# need help finding cheap tire



## eddie h (Dec 1, 2010)

I have to get rid of my 2006 GTO and I need one tire replaced but cant shell out the 250 for the bridgstone is there a real cheep one i can throw on that the same size? i have the low prowfile stock rims...and before someone calls me an idiot I am already aware of that.


----------



## RJ_05GTO (Jul 6, 2008)

Try Falken tires. They start at about $116 each on discount tire.

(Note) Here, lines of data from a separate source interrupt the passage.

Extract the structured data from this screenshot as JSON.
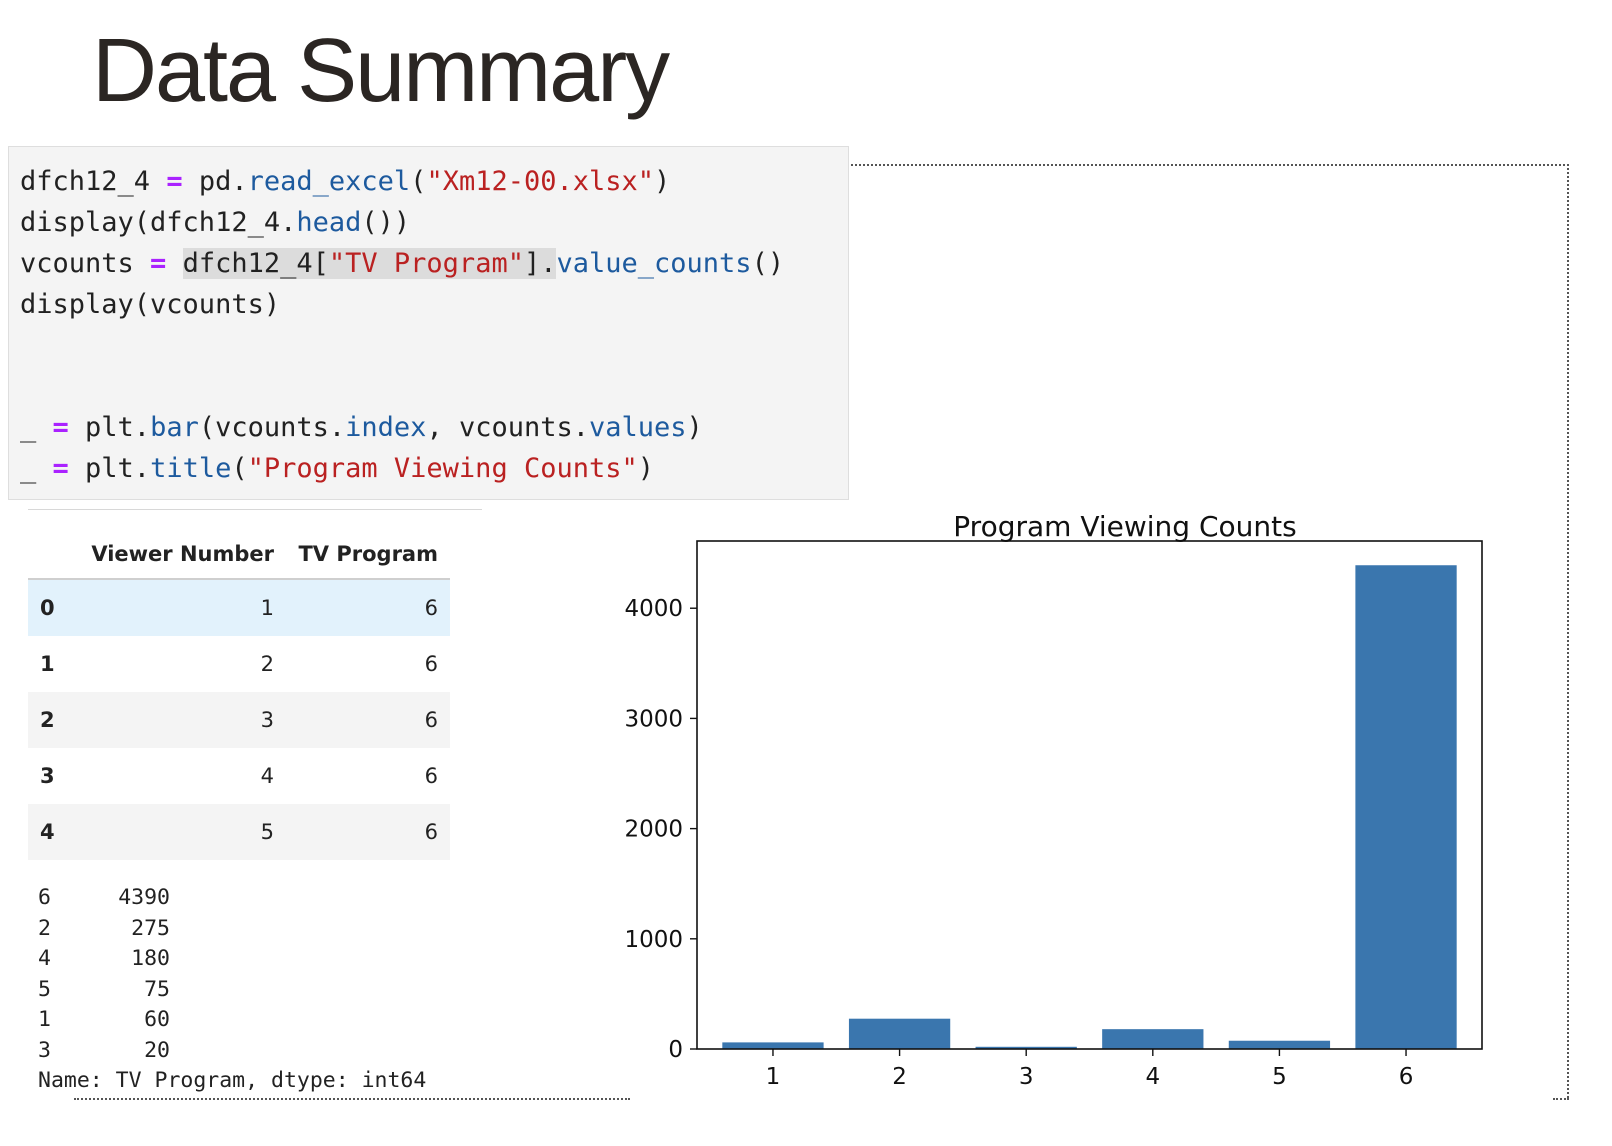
{
  "slide": {
    "title": "Data Summary"
  },
  "code_cell": {
    "lines": [
      [
        {
          "t": "dfch12_4 "
        },
        {
          "t": "=",
          "c": "op"
        },
        {
          "t": " pd."
        },
        {
          "t": "read_excel",
          "c": "fn"
        },
        {
          "t": "("
        },
        {
          "t": "\"Xm12-00.xlsx\"",
          "c": "str"
        },
        {
          "t": ")"
        }
      ],
      [
        {
          "t": "display(dfch12_4."
        },
        {
          "t": "head",
          "c": "fn"
        },
        {
          "t": "())"
        }
      ],
      [
        {
          "t": "vcounts "
        },
        {
          "t": "=",
          "c": "op"
        },
        {
          "t": " "
        },
        {
          "t": "dfch12_4[",
          "c": "hl"
        },
        {
          "t": "\"TV Program\"",
          "c": "hlstr"
        },
        {
          "t": "].",
          "c": "hl"
        },
        {
          "t": "value_counts",
          "c": "fn"
        },
        {
          "t": "()"
        }
      ],
      [
        {
          "t": "display(vcounts)"
        }
      ],
      [],
      [],
      [
        {
          "t": "_ "
        },
        {
          "t": "=",
          "c": "op"
        },
        {
          "t": " plt."
        },
        {
          "t": "bar",
          "c": "fn"
        },
        {
          "t": "(vcounts."
        },
        {
          "t": "index",
          "c": "fn"
        },
        {
          "t": ", vcounts."
        },
        {
          "t": "values",
          "c": "fn"
        },
        {
          "t": ")"
        }
      ],
      [
        {
          "t": "_ "
        },
        {
          "t": "=",
          "c": "op"
        },
        {
          "t": " plt."
        },
        {
          "t": "title",
          "c": "fn"
        },
        {
          "t": "("
        },
        {
          "t": "\"Program Viewing Counts\"",
          "c": "str"
        },
        {
          "t": ")"
        }
      ]
    ]
  },
  "dataframe": {
    "columns": [
      "Viewer Number",
      "TV Program"
    ],
    "rows": [
      {
        "index": "0",
        "values": [
          "1",
          "6"
        ]
      },
      {
        "index": "1",
        "values": [
          "2",
          "6"
        ]
      },
      {
        "index": "2",
        "values": [
          "3",
          "6"
        ]
      },
      {
        "index": "3",
        "values": [
          "4",
          "6"
        ]
      },
      {
        "index": "4",
        "values": [
          "5",
          "6"
        ]
      }
    ]
  },
  "value_counts": {
    "rows": [
      {
        "index": "6",
        "value": "4390"
      },
      {
        "index": "2",
        "value": "275"
      },
      {
        "index": "4",
        "value": "180"
      },
      {
        "index": "5",
        "value": "75"
      },
      {
        "index": "1",
        "value": "60"
      },
      {
        "index": "3",
        "value": "20"
      }
    ],
    "footer": "Name: TV Program, dtype: int64"
  },
  "colors": {
    "bar": "#3a76ae",
    "code_background": "#f4f4f4",
    "row_hover": "#e2f2fc"
  },
  "chart_data": {
    "type": "bar",
    "title": "Program Viewing Counts",
    "categories": [
      "1",
      "2",
      "3",
      "4",
      "5",
      "6"
    ],
    "values": [
      60,
      275,
      20,
      180,
      75,
      4390
    ],
    "yticks": [
      0,
      1000,
      2000,
      3000,
      4000
    ],
    "ylim": [
      0,
      4610
    ],
    "xlabel": "",
    "ylabel": "",
    "grid": false
  }
}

I dont think it gets much cheaper than that for a new tire but you can call around for used ones but good luck.


----------



## Northeast Rod Run (Oct 29, 2008)

Just something to think about.

If I was going to buy a used car and saw one mismatched tire, I would not buy the car because if the owner cheaped out by doing that, I would wonder how much other stuff he half assed.


----------



## Poncho Dan (Jun 30, 2009)

Try:

Discounttiredirect.com
tirerack.com
1010tires.com


----------



## jpalamar (Jul 22, 2008)

Northeast Rod Run said:


> Just something to think about.
> 
> If I was going to buy a used car and saw one mismatched tire, I would not buy the car because if the owner cheaped out by doing that, I would wonder how much other stuff he half assed.


This.


----------



## jetstang (Nov 5, 2008)

I agree with NRR, but, Just get a used tire at the local used tire shop, or off of ebay. I buy used tires all the time, nothing wrong with them if you know what you are looking for, no cupping, worn outer edges, worn inners. The price usually represents condition. Should be able to get one for $50 or under.
I also believe that matched tires increase value, but if you are just getting out of the car, get a tire and sell it.


----------